What just happened? The US Patent and Trademark Office (USPTO) has made its stance on the issue of whether a patent application can list an AI as an inventor clear: No, it cannot. While the agency is willing to consider inventions created with the assistance of artificial intelligence, human inventors must have made a “significant contribution” to the process.

The USPTO’s new guidance on the use of artificial intelligence states that while AI-assisted inventions are not “categorically unpatentable, the inventorship analysis should focus on human contributions, as patents function to incentivize and reward human ingenuity.”

Under the new guidance, machines can be credited and thanked in patent submissions, but not listed as an inventor in the final submission.

“The right balance must be struck between awarding patent protection to promote human ingenuity and investment for AI-assisted inventions while not unnecessarily locking up innovation for future developments,” writes Kathi Vidal, Under Secretary of Commerce for Intellectual Property and Director of the USPTO.

An example of a human’s “significant contribution” to an invention is somewhat surprising.
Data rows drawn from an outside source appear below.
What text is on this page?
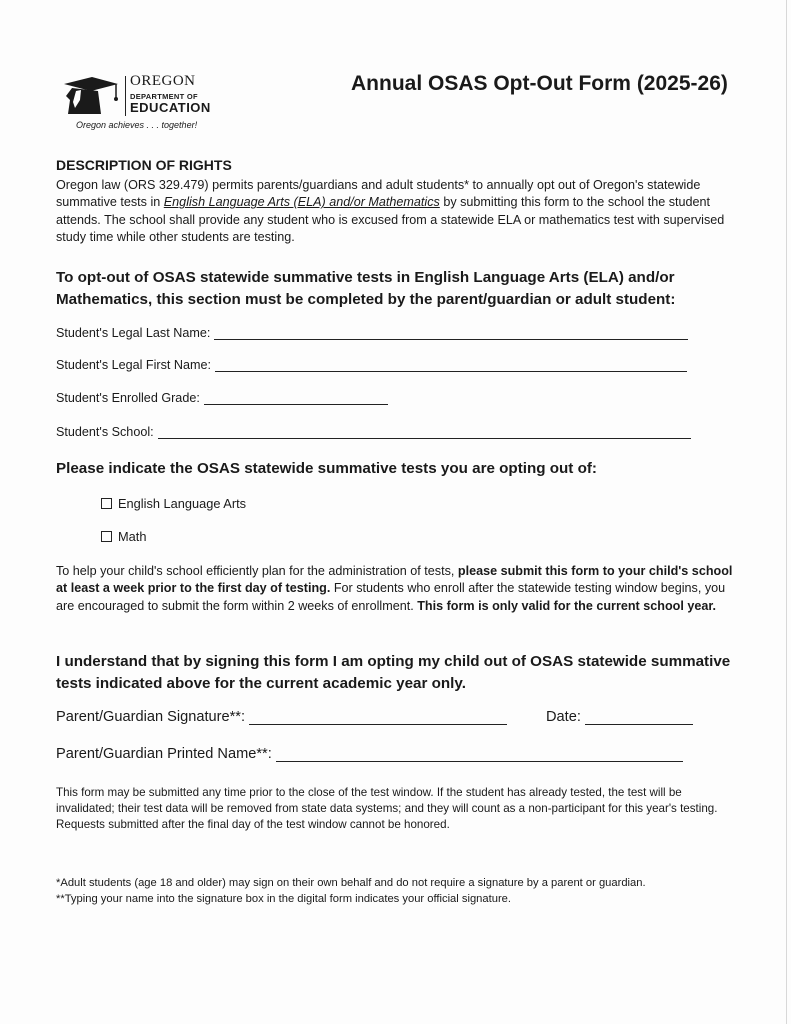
OREGON
DEPARTMENT OF
EDUCATION
Oregon achieves . . . together!
Annual OSAS Opt-Out Form (2025-26)
DESCRIPTION OF RIGHTS

Oregon law (ORS 329.479) permits parents/guardians and adult students* to annually opt out of Oregon's statewide summative tests in English Language Arts (ELA) and/or Mathematics by submitting this form to the school the student attends. The school shall provide any student who is excused from a statewide ELA or mathematics test with supervised study time while other students are testing.

To opt-out of OSAS statewide summative tests in English Language Arts (ELA) and/or Mathematics, this section must be completed by the parent/guardian or adult student:
Student's Legal Last Name:
Student's Legal First Name:
Student's Enrolled Grade:
Student's School:
Please indicate the OSAS statewide summative tests you are opting out of:
English Language Arts
Math

To help your child's school efficiently plan for the administration of tests, please submit this form to your child's school at least a week prior to the first day of testing. For students who enroll after the statewide testing window begins, you are encouraged to submit the form within 2 weeks of enrollment. This form is only valid for the current school year.

I understand that by signing this form I am opting my child out of OSAS statewide summative tests indicated above for the current academic year only.
Parent/Guardian Signature**:	Date:
Parent/Guardian Printed Name**:

This form may be submitted any time prior to the close of the test window. If the student has already tested, the test will be invalidated; their test data will be removed from state data systems; and they will count as a non-participant for this year's testing. Requests submitted after the final day of the test window cannot be honored.

*Adult students (age 18 and older) may sign on their own behalf and do not require a signature by a parent or guardian.

**Typing your name into the signature box in the digital form indicates your official signature.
They can, for example, be deemed to have contributed enough to be recognized as an inventor through the construction of a detailed and specific AI prompt. “In some situations, the natural person(s) who designs, builds, or trains an AI system in view of a specific problem to elicit a particular solution could be an inventor,” the agency said.

Ultimately, the agency appears to be placing AI in the same category as other tools that aid inventors rather than doing their job for them.

As part of an executive order issued last fall, the Biden Administration directed the USPTO to issue inventorship guidance on the use of the technology by the end of February.

The argument over whether artificial intelligence can be listed as an inventor on a patent has been around since before the ChatGPT-led generative AI revolution. In 2021, a court in Alexandria, Virginia, ruled that inventions can only be patented under the name of a “natural person.” That case involved Stephen Thaler, the founder of advanced artificial neural network technology company Imagination Engines Inc, who said his DABUS (Device for the Autonomous Bootstrapping of Unified Sentience) system created unique prototypes for a beverage holder and an emergency light beacon.

Both the US Court of Appeals for the Federal Circuit and the US Supreme Court upheld the original ruling against Thaler. He also tried to register DABUS as an inventor with the UK’s Intellectual Property Office (IPO), which refused. The country’s Supreme Court also upheld that ruling.